To which I replied that I will do so and then yesterday responded as follows.
‘I have, and am glad to backtrack …… in some regards. The Minister says the plan-led approach is, and must remain the cornerstone of our planning system. Correctly they are said to be the framework to determine where houses and infrastructure should be built. But they they do not decide where the houses are to be built, do they? Instead landowners make these decisions, don’t they? So the local plan is built on a misnomer, isn’t it? Spatial decisions about land use change need to be made locally, by councils representing the long term priorities. So why are they made by private landowners with private priorities driven by profit and not driven by local desires? This crazy game of land use hazard also forfeits most of the land use capture. Seems elementary to me. Local communities create local value. Local communities should get it back. Perhaps it is fear of accusations of the nationalisation of land use. And it is. Four decades of a market led system of house supply has failed.

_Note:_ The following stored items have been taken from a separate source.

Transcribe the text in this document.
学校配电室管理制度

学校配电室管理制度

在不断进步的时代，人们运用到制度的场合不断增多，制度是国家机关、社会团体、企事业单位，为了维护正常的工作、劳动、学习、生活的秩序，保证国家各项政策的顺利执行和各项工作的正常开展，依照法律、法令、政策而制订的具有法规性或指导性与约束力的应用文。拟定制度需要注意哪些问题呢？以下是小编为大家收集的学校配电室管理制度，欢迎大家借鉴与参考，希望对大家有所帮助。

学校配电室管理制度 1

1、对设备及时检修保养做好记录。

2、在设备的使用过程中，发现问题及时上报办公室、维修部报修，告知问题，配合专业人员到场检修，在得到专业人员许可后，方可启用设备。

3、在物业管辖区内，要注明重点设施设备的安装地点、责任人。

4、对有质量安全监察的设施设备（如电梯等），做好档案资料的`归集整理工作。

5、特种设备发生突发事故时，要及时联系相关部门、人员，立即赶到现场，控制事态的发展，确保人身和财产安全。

Time to face facts.’.
These exchanges produced one or two other useful comments. There seems to be a massive resistance to placing in the lap of local councils responsibility for deciding spatial policy in their areas. But until this happens public trust in the planning system will continue to decline. Local councils must become their own master planners. And in areas of high land values local councils must become the buyers of next generation land and sellers of this generation of land with consent to build.
The existing CFS system is tainted with potential for spatial error and places short term blinkers on decision takers whose duty is to look one or two generations ahead whilst delivering the policy priorities of today’s Westminster government. To make the point that local political party rivalries distort the focus on spatial long term civic duties, perhaps all members of political parties should be barred from standing as local councillors?